Der VSV ist wiederum ein Sonderfall, denn seine Rolle als SRO ist nicht mehr zu rechtfertigen. Im Gegensatz zu den anderen Selbstregulierungsorganisationen nahm der VSV ausschliesslich Vermögensverwalter auf. Das bedeutet, dass alle seine Mitglieder sich einer Aufsichtsorganisation anschliessen müssen, denn sie fallen ausnahmslos unter die neue Regulierung. Um einen möglichst einfachen und schnellen Übergang zu gewährleisten, hat der VSV seine Zulassung als SRO zurückgegeben und alle Mitglieder in die AOOS, seine neu gegründete AO, übertragen. Diese Lösung mag radikal erscheinen, aber sie hat den grossen Vorteil, dass die Kosten begrenzt bleiben und die Mitgliederverwaltung vereinfacht wird. Die AO kann also vom ersten Tag an durchstarten, denn sie wird eine ausreichende kritische Masse besitzen.

„Wenn diese „Doppelfunktion“ wegfällt, können wir die Dienstleistungen unseres Verbandes ausbauen, und dies umso einfacher, weil die einzelnen Rollen von der FINMA eindeutig festgelegt wurden. Die AO dürfen ihre Mitglieder weder beraten, noch unterstützen oder Weiterbildungen anbieten“, so VSV-Geschäftsführer Patrick Dorner. „Somit kann der VSV als reiner Berufs- und Branchenverband die Interessen seiner Mitglieder noch bessere vertreten, sogar gegenüber ihrer AO oder der FINMA. Darüber hinaus kann er sie besser bei ihren Geschäftsbeziehungen mit Banken unterstützen, Kollektivverträge aushandeln und den Legal Support zum Teil übernehmen.

Wir werden ausserdem auf die Anforderungen von Vermögensverwaltern abgestimmte Weiterbildungsprograme anbieten, wobei das Grundprogramm bereits zum Zeitpunkt der Stellung des Antrags bei der FINMA realisiert wurde, genau wie die verlangten fünf Jahre Erfahrung in der Vermögensverwaltung.
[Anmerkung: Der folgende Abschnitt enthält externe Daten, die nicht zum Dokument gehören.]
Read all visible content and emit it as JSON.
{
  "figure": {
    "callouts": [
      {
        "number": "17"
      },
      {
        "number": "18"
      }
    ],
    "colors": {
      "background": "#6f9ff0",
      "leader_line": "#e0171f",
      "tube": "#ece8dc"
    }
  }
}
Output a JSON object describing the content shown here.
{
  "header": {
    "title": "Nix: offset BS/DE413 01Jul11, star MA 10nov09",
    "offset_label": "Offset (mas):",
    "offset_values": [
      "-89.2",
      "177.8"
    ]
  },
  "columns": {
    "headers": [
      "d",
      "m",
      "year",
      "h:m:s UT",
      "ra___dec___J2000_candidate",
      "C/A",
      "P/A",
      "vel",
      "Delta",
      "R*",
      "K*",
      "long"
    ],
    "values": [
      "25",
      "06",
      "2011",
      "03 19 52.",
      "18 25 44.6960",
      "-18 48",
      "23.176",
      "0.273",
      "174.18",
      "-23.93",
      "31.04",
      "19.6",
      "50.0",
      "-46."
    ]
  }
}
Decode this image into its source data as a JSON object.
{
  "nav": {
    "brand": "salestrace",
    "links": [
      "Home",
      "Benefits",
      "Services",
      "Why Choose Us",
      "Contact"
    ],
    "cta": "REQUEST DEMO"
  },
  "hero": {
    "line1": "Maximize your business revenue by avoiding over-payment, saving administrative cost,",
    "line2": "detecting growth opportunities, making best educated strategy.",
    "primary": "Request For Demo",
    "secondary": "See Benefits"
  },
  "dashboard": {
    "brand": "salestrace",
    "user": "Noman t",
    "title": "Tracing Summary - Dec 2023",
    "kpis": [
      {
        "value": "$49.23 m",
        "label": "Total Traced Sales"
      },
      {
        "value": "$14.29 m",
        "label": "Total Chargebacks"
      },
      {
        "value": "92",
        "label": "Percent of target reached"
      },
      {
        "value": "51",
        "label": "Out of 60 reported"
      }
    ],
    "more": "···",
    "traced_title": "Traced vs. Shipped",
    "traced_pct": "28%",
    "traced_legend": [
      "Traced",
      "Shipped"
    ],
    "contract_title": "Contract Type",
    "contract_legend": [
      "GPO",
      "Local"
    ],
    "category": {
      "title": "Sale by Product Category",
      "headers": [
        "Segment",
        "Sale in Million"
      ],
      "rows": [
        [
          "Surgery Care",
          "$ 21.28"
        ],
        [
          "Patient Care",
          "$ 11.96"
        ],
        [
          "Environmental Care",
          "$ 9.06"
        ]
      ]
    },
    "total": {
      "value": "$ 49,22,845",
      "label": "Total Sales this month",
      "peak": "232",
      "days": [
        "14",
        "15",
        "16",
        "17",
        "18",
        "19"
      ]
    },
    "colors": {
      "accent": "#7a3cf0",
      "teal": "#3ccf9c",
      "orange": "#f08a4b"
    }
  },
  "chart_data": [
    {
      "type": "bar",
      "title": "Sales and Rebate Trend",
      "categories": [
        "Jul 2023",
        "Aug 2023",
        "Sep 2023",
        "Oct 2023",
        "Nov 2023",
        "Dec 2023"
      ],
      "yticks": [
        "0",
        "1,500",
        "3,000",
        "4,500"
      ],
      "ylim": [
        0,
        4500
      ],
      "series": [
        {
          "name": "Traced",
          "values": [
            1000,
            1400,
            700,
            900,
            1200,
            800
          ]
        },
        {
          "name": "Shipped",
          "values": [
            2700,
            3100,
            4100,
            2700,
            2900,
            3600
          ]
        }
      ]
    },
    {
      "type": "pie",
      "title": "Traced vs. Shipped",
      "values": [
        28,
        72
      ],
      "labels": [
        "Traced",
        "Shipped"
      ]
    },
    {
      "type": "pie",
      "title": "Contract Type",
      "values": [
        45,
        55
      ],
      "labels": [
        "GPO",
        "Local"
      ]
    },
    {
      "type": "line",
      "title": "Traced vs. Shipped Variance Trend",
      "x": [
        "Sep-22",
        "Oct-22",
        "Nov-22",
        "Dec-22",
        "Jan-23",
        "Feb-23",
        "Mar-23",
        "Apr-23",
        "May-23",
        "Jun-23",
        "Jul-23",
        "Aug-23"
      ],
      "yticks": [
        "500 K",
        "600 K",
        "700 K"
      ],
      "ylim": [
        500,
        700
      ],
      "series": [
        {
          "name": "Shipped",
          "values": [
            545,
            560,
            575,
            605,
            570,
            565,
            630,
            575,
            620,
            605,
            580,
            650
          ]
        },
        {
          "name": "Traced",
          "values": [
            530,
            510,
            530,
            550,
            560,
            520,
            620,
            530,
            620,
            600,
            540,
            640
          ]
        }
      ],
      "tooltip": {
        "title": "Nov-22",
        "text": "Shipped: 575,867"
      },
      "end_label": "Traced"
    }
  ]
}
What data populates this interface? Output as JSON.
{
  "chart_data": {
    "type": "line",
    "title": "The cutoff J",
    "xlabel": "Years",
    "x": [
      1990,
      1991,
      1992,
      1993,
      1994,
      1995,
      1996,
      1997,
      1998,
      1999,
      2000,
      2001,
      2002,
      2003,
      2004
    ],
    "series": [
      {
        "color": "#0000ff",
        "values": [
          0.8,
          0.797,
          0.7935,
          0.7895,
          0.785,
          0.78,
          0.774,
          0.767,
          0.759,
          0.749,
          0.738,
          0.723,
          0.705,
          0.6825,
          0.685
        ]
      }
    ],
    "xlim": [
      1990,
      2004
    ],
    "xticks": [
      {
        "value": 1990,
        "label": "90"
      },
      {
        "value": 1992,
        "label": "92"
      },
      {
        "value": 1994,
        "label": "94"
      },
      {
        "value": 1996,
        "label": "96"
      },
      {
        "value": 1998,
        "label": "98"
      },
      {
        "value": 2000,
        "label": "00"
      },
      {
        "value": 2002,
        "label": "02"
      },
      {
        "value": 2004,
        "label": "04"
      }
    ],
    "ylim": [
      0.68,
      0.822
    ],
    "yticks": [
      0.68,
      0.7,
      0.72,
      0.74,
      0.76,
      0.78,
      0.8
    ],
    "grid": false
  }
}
Ferner können wir als Berufs- und Branchenverband unseren Mitgliedern eine Exklusivbe­handlung, anbieten: Die Übernahme der Kosten der Mitgliedschaft in der Ombudsstelle OFS Ombud Finanzen Schweiz. Diese Mitgliedschaft ist nun für alle Finanzdienstleister obligatorisch.“

Auch nach dem Wegfall der SRO und dem neuen Status als AO wird der Verband seinen unabhängigen Vermögensverwaltern seine Dienstleistungen anbieten. AOOS und ASG werden natürlich vollkommen unabhängig voneinander sein, und man muss nicht unbedingt Mitglied in beiden sein.
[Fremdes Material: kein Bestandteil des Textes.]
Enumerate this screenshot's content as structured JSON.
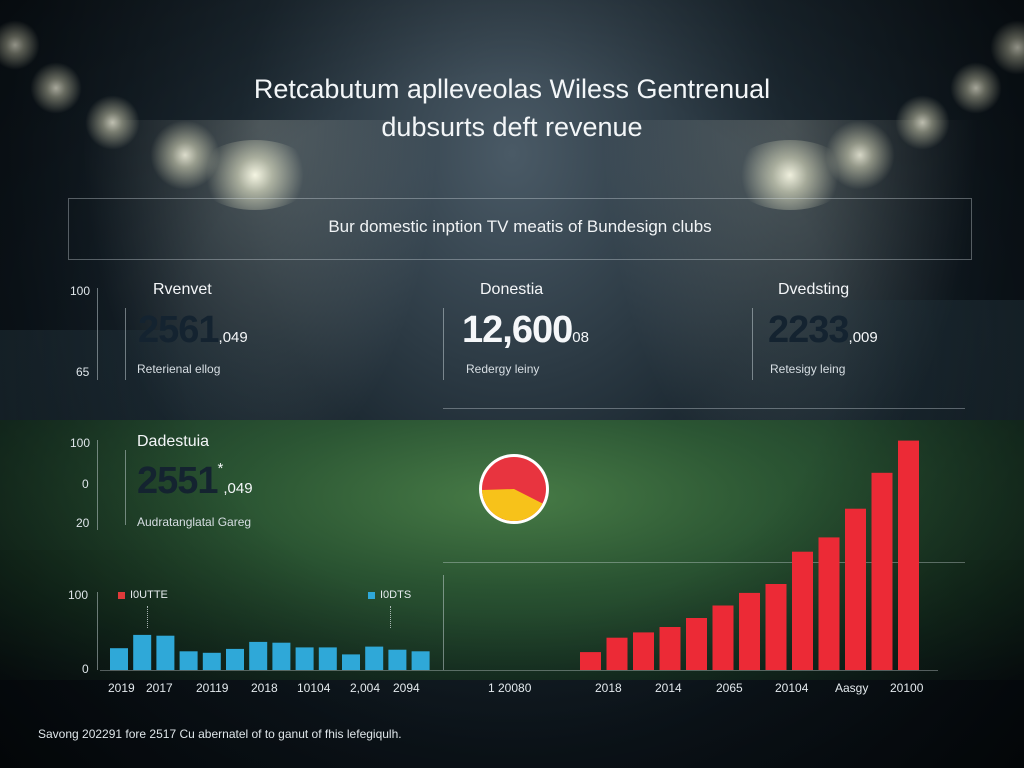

Durch die Einführung des FINIG und des FIDLEG haben die SRO eine gewisse Zahl von unabhängigen Vermögensverwaltern und Trustees an die AO verloren, die aber bereits ersetzt wurden. „Mit ungefähr 1900 Unternehmen liegen wir weit unter der Prognose von ungefähr 2600 Bewerbern. Ausserdem werden manche die Zulassung schliesslich doch nicht beantragen. Unser Markt ist also kleiner als vorausgesagt; daher kann sich das Geschäftsmodell ändern. Da 800 unabhängige Vermögensverwalter zur AOOS gegangen sind, bleiben noch 1100 für die vier anderen AO. Angesichts dessen ist die Frage berechtigt, ob es sinnvoll ist, wenn fünf Aufsichtsorganisationen nebeneinander existieren“, so Patrick Dorner abschliessend. Angesichts der Zersplitterung der SRO-Mitglieder stellt sich auch die Frage der Konsolidierung dieses Sektors. Oder hat die FINMA womöglich vor, die Kontrollen in Sachen GwG für andere Kategorien von Akteuren zu öffnen? Im Moment erscheint nichts unmöglich.